Un objet lourd et imposant surgit de nulle part pour s'écraser sur le meulou avant de disparaître dans un éclat de verre brisé et de métal tordu. La bête ne put résister à cet ultime sort et s'effondra sur le sol, soulevant des volutes de poussière.
Le vieillard qui flottait dans les airs rejoignit bientôt le sol et s'approcha près du cadavre trempé de son adversaire.
Moi, j'assistais à cette scène dans un coin, horrifié. Mais je ne pouvais rien faire ; je n'avais pas le droit d'intervenir.
L'énutrof qui dépeçait maintenant l'imposante silhouette n'était autre que mon père et moi, j'assistais en temps réel à la première leçon de l'art que tout disciple de ma classe et,
a fortiori de ma famille se devait de maîtriser : la fouille de cadavre.
Je n'eus de cesse de pratiquer cette exquise activité lors des nombreuses années qui composèrent ma vie, récupérant objets de valeurs et ressources de choix dans la confection d'équipements. Je vendais tout et amassais une fortune considérable.
Un jour, toujours dans le but d'accroître encore et encore le nombre de mes kamas, je fus entraîné par un joyeux groupe d'aventuriers vers la tanière du puissant dragon cochon afin de, peut-être, réussir à lui dérober son œuf de dragon…
Nous étions six : deux crâs, une jolie sadidette et son mari, un écaflip au visage arrogant, moi-même, ainsi qu'un iop vêtu d'une étrange coiffe pointue et d'une cape élimée à l'allure à la fois digne et indifférente et au regard froid comme les plaines verglacées du continent de frigost.
Nous commençâmes le donjon et nous finîmes par venir à bout du demi-boss à l'issue d'un combat bref et impitoyable.
Alors, quatre des aventuriers qui nous accompagnaient prirent une potion de Bonta et la burent, nous laissant ici tous les deux, le iop et moi, seuls.
Nous nous regardâmes et d'un coup d'œil interrogateur je lui demandai s'il était prêt à affronter le boss à mes côtés. Il hocha la tête. Bien sûr, suis-je bête. Un iop est toujours prêt au combat.
Celui-ci fut bien plus intense et serré et la victoire nous échoua de peu.
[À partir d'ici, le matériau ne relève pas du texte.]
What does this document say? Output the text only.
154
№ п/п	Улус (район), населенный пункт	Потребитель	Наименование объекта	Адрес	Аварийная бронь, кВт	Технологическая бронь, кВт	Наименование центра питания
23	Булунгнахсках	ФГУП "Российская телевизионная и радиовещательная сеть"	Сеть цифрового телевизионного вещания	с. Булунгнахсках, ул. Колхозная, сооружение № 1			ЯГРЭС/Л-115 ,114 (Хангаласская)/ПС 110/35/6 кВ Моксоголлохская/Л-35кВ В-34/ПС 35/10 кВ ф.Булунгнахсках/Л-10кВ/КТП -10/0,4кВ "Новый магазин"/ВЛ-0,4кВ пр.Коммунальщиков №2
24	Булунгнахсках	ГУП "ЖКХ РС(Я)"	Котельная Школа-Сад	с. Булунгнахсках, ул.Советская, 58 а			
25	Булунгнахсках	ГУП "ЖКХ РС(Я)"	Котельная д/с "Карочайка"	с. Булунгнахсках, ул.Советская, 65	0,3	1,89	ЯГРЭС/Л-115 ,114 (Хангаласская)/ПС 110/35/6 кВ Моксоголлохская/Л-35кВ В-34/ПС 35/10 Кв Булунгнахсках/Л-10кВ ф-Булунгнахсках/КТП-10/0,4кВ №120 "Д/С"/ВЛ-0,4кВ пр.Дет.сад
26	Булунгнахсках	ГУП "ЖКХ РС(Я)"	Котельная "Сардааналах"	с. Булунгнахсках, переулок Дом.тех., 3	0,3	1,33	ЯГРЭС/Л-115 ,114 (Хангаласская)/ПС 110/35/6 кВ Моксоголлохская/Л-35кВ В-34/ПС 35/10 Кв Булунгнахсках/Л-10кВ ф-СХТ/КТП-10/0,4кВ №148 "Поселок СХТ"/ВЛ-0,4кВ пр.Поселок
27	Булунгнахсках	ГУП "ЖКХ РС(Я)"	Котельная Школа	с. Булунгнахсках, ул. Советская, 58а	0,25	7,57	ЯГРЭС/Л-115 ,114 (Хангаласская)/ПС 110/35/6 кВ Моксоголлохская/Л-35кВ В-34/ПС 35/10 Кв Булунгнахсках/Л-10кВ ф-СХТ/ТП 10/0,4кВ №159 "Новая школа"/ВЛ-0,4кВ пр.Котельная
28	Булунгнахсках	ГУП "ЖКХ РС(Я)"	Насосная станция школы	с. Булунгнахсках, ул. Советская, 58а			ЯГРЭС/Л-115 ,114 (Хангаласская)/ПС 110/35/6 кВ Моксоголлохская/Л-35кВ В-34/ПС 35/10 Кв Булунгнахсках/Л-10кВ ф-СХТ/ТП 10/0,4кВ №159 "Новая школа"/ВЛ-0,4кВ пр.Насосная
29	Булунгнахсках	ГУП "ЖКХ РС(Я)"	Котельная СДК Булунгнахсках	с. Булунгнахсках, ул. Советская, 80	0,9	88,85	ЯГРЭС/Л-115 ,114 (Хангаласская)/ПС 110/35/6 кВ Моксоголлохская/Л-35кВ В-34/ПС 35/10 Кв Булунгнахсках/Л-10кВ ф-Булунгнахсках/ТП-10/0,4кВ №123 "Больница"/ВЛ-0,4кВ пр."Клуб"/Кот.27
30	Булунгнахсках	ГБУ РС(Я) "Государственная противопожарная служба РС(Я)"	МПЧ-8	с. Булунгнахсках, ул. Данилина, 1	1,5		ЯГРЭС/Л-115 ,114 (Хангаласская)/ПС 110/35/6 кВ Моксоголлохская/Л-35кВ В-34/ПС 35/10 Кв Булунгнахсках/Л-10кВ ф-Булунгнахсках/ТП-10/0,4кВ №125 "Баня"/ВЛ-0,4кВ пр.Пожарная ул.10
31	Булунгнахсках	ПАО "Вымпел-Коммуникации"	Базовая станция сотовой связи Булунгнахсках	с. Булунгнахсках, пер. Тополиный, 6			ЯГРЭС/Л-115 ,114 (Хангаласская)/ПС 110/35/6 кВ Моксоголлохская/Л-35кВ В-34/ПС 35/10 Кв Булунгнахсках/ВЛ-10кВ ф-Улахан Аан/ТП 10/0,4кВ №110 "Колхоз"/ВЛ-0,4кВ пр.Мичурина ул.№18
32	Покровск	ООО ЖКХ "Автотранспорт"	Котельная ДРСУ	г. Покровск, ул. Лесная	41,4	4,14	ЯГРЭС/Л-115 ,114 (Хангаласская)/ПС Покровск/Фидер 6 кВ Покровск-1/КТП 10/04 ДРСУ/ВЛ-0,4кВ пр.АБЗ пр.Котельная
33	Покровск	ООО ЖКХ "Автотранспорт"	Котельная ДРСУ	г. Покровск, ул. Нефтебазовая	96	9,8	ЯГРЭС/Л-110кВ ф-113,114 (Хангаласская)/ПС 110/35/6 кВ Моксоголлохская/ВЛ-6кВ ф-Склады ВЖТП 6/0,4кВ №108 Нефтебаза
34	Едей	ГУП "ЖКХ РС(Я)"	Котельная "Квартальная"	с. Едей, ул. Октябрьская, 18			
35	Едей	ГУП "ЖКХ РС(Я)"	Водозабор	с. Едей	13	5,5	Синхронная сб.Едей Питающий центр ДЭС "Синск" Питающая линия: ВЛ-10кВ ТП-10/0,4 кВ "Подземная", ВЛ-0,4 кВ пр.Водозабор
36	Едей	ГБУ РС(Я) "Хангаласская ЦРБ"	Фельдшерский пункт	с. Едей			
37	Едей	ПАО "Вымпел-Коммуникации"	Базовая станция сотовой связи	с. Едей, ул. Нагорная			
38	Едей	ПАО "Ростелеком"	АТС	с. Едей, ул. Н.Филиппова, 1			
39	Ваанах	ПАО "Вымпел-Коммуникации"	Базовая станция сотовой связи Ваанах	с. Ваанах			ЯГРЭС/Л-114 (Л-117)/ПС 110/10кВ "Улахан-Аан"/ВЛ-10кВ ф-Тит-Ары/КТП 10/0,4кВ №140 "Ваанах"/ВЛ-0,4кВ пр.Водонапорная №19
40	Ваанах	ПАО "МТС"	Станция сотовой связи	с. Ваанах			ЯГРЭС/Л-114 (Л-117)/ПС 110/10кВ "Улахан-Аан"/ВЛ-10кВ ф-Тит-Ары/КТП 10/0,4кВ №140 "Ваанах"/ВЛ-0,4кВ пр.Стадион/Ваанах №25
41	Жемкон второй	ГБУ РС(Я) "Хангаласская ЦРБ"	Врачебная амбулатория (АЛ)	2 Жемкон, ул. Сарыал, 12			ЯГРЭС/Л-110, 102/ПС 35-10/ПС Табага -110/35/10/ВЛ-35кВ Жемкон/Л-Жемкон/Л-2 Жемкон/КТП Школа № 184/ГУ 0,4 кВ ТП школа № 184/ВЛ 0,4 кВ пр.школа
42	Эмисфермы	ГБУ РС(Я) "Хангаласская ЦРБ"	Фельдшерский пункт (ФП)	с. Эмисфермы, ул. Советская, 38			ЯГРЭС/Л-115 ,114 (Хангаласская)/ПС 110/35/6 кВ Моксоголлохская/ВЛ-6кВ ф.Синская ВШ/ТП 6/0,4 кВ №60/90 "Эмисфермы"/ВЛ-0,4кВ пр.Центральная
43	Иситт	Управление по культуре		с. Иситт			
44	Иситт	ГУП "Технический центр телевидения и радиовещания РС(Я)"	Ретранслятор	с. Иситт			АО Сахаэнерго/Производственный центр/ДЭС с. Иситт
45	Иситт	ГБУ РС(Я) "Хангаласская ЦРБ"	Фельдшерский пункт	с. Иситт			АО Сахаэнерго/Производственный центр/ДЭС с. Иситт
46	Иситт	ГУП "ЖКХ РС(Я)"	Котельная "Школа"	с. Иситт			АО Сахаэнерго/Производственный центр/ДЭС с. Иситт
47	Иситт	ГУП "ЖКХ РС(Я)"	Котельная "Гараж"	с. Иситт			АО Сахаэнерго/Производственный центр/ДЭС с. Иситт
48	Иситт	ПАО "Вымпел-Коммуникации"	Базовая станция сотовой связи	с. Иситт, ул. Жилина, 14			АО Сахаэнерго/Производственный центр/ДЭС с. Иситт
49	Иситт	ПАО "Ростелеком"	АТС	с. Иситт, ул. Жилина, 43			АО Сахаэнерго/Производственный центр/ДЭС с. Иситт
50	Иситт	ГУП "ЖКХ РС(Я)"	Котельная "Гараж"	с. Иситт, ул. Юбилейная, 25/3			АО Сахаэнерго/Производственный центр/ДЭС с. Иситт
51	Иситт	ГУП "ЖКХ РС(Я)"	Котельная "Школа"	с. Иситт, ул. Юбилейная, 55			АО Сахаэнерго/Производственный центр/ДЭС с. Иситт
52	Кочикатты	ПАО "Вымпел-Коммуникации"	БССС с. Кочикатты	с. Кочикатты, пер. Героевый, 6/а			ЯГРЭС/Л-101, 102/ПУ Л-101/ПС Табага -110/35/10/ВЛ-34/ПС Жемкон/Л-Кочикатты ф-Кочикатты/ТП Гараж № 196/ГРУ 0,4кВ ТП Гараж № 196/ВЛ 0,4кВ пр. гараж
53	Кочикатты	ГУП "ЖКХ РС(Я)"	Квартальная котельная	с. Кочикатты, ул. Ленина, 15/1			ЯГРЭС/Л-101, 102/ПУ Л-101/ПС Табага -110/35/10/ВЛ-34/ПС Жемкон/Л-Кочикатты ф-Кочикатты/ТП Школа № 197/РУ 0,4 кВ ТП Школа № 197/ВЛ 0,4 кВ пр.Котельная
Pour remercier mon compagnon de son aide, je décidai de l'inviter chez moi, à Bonta, à prendre un verre, dans ma maison.
Ce qui était parti pour être une soirée merveilleuse, dans une journée qui l'était tout autant se transforma bien vite en jour tragique, le pire que j'aie jamais vécu. En arrivant devant ma demeure, je compris aussitôt que quelque chose n'allait pas, que ce que je redoutais de pire s'était produit : j'avais été cambriolé.
En réalité, et comme je le compris plus tard, les cambrioleurs étaient toujours à l'intérieur quand nous arrivâmes. Ils sortirent quelques instants plus tard en nous tirant dessus. Je fus atteint et sombrai dans l'inconscience.
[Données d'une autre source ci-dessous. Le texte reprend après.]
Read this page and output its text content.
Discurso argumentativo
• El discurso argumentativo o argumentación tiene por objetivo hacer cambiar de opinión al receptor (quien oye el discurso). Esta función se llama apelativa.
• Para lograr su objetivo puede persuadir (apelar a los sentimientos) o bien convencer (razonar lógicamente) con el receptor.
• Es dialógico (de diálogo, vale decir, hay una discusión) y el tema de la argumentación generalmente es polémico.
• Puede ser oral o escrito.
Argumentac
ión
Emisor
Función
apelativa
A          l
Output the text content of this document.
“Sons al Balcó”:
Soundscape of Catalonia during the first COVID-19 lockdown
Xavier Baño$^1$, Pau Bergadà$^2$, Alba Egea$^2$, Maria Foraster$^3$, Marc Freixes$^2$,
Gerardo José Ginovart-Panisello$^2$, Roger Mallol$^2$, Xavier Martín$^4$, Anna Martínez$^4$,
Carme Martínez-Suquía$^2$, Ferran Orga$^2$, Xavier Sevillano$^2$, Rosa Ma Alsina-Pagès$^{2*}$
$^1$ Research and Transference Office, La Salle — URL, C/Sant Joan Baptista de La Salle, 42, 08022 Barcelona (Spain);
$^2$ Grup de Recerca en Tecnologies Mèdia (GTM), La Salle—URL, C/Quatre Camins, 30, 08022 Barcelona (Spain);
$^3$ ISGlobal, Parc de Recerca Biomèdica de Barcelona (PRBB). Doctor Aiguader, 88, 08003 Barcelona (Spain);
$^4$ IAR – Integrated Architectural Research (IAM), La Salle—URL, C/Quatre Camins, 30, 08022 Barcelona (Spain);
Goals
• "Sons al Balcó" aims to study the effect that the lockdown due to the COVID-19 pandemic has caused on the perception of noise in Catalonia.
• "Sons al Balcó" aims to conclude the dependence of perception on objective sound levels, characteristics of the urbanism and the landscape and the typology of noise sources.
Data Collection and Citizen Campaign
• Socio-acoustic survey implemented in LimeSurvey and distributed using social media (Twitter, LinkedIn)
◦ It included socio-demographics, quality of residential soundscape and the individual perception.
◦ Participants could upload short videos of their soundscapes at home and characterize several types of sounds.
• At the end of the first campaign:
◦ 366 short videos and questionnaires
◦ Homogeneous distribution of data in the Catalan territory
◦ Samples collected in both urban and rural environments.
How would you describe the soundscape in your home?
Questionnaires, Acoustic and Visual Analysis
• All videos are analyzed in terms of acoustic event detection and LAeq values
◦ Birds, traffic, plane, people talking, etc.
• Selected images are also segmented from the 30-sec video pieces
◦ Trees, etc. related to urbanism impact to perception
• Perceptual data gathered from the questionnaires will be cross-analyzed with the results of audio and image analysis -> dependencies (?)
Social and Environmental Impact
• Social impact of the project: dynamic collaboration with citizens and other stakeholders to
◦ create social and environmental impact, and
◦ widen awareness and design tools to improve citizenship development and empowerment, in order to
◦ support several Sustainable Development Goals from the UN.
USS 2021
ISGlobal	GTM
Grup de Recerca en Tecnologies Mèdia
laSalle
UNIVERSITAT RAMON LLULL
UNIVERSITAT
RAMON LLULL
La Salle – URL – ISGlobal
Le iop, toujours alerte, aurait pu décider de les poursuivre et de sauver mon précieux butin, mais il fit un choix tout autre et préféra me sauver la vie à l'aide de sa baguette rhon. Aujourd'hui, enfin, je suis en mesure de comprendre qu'il a bien fait.
C'est de lui que je sais que les cambrioleurs ne sont autres que les quatre aventuriers qui nous ont abandonné lors de notre expédition. Ils n'avaient pas jugé utile d'informer le iop de leurs projets puisqu'ils le considéraient comme trop stupide pour qu'il puisse leur être d'une quelconque utilité. Ils firent bien. Ce iop qui m'avait sauvé la vie devint mon meilleur ami. Il s'appelait Ekron.
Avec les quelques sous qu'il avait mis de côté, il m'aida à me racheter une maison et un équipement qui me permettrait de ramasser des objets de valeur plus facilement ; il fut convenu qu'il m'accompagnerait lors des donjons ce qui réduisait mon besoin de puissance.
Il me tenta de m'intégrer aux siens, les disciples de la dragonne Ryushira, mais ça ne colla pas très bien entre nous, ils avaient des exigences trop démesurées. Un membre de cette guilde, l'énutrof Toxico-Saa, me présenta une gentille crâtte du nom de Mama-nowel. La guilde que menait celle-ci, moins agitée et plus intéressée par le membre en lui-même plutôt que par sa puissance, me convenait plus. Je fis une demande d'intégration et, à ma grande joie, je fus accepté.
Aujourd'hui, après tous les événements tragiques qui ont rempli ma vie, je suis fier de qui je suis devenu.
Je m'appelle Enuor, disciple d'Énutrof le riche, fouilleur de cadavres et membre de la guilde Thief of Hearts.
Pour le pire, mais surtout pour le meilleur.